-
Notifications
You must be signed in to change notification settings - Fork 17
Quickstart Guide
This guide will show how to setup a single-node combined Splunk Hadoop instance using Shuttl. You should be up and running in less than 15 minutes.
This works for Linux. For other platforms, you are on your own.
For full system requirements see: https://github.com/splunk/splunk-shuttl/wiki/System-Requirements
Be sure that JAVA_HOME and SPLUNK_HOME are set appropriately before starting up Splunk.
You can run against an existing instance, as long as it is wire-level compatible with Apache 1.1.1. HDP1 will work. (CDH3 will not work without additional steps. https://github.com/splunk/splunk-shuttl/wiki/System-Requirements) Anything Hadoop 0.23 or 2.0 based has not been tested.
Splunk 5.0.x: http://www.splunk.com/download
Hadoop 1.1.1: https://www.apache.org/dyn/closer.cgi/hadoop/common/
Shuttl:
- VIA SPLUNKBASE: http://splunk-base.splunk.com/apps/58003/shuttl
- VIA BUILD: see the directory build after building Shuttl, you should see shuttl.tgz (https://github.com/splunk/splunk-shuttl)
To install Hadoop: http://hadoop.apache.org/common/docs/r1.0.4/single_node_setup.html (run in Pseudo-Distributed mode)
To install Splunk: http://docs.splunk.com/Documentation/Splunk/latest/Installation/InstallonLinux (easiest path is untar, and do "./splunk start")
- untar shuttl.tgz in $SPLUNK_HOME/etc/apps
- SPLUNK: go to Manager » System settings » General settings
- Note your servername
- cd $SPLUNK_HOME/etc/apps/shuttl/conf
- Edit archiver.xml to have your Splunk servername (replace the string myserver in the serverName block)
- Notice the path for localArchiverDir in archiver.xml and ensure you have enough space at that location to handle the Splunk buckets that will be transferred
- Edit splunk.xml with the correct admin credentials, and make sure you have the right admin port (usually 8089 by default)
For a full description of configuration values, see the README.md file
httpHost: The host name of the machine. (usually localhost)
httpPort: The port for the shuttl server. (usually 9090)
We'll configure an index mytestdb to be managed by Shuttl.
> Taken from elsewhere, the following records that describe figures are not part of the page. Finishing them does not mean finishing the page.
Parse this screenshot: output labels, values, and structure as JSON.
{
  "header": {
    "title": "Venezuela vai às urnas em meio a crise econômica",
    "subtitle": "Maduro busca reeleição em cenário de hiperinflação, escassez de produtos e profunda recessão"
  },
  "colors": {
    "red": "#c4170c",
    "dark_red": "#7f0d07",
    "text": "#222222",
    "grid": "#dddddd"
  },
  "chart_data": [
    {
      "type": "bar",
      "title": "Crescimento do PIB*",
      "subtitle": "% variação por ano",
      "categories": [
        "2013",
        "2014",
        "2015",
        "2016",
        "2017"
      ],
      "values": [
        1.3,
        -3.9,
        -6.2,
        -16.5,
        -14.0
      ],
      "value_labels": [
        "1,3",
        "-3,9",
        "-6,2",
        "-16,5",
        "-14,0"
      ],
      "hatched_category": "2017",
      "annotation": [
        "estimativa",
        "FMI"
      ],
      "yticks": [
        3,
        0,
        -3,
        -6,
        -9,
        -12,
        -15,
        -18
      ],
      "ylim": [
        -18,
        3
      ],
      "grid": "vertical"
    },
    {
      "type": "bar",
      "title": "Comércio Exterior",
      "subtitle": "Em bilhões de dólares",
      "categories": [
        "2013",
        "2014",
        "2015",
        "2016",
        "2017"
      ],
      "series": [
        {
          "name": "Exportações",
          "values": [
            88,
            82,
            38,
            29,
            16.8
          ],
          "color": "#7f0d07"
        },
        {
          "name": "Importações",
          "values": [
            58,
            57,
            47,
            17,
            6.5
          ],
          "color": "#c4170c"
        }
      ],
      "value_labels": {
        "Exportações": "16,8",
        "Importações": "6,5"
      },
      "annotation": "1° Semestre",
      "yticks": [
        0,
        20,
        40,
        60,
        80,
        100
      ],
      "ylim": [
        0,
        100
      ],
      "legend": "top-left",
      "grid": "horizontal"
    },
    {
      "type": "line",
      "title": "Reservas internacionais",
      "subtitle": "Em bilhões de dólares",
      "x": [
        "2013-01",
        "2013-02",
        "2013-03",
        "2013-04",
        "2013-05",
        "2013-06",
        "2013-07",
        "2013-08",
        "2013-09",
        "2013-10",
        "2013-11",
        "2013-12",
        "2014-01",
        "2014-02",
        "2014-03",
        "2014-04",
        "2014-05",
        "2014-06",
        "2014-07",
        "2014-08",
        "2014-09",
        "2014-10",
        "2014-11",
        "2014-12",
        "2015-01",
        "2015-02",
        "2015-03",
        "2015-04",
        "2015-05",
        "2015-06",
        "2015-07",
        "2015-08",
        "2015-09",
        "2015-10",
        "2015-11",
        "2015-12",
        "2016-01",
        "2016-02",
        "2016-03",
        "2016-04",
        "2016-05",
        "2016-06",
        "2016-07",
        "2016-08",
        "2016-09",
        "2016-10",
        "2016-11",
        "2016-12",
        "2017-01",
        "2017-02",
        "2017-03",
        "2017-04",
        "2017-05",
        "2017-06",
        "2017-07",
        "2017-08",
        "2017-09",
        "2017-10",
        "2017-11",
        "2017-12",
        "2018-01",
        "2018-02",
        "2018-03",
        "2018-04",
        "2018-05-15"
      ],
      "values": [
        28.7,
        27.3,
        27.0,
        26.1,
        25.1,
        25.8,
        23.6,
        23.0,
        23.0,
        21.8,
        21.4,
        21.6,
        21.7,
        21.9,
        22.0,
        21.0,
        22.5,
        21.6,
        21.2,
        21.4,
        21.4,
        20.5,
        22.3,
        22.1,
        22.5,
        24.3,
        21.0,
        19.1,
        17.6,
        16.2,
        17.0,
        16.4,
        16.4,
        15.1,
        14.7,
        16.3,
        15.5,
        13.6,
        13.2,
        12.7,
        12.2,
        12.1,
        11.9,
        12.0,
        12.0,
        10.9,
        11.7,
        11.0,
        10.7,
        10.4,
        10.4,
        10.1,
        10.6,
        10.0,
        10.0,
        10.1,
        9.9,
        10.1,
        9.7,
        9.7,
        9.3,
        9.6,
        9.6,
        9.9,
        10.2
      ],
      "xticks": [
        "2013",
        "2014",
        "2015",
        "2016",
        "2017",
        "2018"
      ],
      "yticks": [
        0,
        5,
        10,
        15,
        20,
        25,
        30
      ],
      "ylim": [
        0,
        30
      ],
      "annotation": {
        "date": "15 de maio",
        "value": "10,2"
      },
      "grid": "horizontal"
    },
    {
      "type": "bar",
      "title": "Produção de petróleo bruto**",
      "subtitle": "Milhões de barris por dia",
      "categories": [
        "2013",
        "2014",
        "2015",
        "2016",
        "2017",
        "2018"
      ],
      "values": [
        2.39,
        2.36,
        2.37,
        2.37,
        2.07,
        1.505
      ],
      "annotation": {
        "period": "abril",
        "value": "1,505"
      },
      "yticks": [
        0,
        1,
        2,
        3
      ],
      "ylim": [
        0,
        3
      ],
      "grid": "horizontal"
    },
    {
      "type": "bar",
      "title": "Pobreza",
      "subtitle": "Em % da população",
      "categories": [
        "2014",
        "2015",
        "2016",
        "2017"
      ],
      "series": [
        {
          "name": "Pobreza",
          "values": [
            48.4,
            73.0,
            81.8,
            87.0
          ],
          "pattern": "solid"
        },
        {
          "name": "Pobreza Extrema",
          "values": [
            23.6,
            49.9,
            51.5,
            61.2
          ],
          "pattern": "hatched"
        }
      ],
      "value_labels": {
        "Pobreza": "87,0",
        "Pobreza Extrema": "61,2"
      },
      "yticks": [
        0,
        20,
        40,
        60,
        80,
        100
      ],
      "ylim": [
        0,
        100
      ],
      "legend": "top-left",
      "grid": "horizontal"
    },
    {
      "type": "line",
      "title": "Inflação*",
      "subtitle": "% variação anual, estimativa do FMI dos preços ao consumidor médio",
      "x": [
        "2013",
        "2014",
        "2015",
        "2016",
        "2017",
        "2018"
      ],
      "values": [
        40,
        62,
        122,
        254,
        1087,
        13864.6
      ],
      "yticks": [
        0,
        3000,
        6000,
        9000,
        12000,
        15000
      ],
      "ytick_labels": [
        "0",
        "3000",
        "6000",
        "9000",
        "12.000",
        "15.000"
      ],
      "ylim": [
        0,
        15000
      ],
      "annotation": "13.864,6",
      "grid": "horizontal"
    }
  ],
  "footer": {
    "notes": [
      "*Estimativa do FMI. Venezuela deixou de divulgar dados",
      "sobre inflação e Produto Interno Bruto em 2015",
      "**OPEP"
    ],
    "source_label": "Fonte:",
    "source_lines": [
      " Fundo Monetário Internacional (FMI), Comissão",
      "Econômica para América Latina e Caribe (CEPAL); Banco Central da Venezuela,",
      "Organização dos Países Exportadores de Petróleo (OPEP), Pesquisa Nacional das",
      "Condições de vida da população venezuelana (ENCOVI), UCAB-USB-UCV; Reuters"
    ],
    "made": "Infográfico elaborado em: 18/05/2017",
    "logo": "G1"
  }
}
First, let's create an indexes.conf to edit:
./splunk stop -f mkdir $SPLUNK_HOME/etc/apps/shuttl/local cd $SPLUNK_HOME/etc/apps/shuttl/local cp $SPLUNK_HOME/etc/apps/shuttl/default/indexes.conf $SPLUNK_HOME/etc/apps/shuttl/local
Next, configure local/indexes.conf by appending as follows
# data retained for 5 minutes # Approx 128MB sized buckets # Max index at 1GB [mytestdb] homePath = $SPLUNK_DB/mytestdb/db coldPath = $SPLUNK_DB/mytestdb/colddb thawedPath = $SPLUNK_DB/mytestdb/thaweddb rotatePeriodInSecs = 10 frozenTimePeriodInSecs = 120 maxWarmDBCount = 1 maxDataSize = 32 maxTotalDataSizeMB = 64 warmToColdScript = $SPLUNK_HOME/etc/apps/shuttl/bin/warmToColdScript.sh coldToFrozenScript = $SPLUNK_HOME/etc/apps/shuttl/bin/coldToFrozenScript.sh
NOTE: in previous versions the index name would be passed to the coldToFrozenScript.sh, this is now ignored. Note also we have a new script, warmToColdScript that will move data to the backend earlier than during the frozen event. Things in the cold bucket can now be simultaneously archived, and available for search via Splunk.
With the above, in order to see data in HDFS, you need to either:
- have more than 64mb of data
- and have data older than 2 minutes
In production, better settings would be (24 hour retention, and 10gb max size):
frozenTimePeriodInSecs = 86400 maxWarmDBCount = 3 maxDataSize = 1024 maxTotalDataSizeMB = 10240 rotatePeriodInSecs = 60
See: http://docs.splunk.com/Documentation/Splunk/latest/admin/Indexesconf
- ./splunk start
- SPLUNK: Go to manager, Manager » Data inputs » Files & directories » Add new
- Create a file input to monitor a directory, with mytestdb as the index (be sure to set the index correctly, else the data will go to the default! You'll find it under "More Settings.")
- SPLUNK: Manager » Apps
- Click Enable to enable the app
- SPLUNK: Manager » Server controls
- Click Restart to restart server (this may not be necessary, but just in case)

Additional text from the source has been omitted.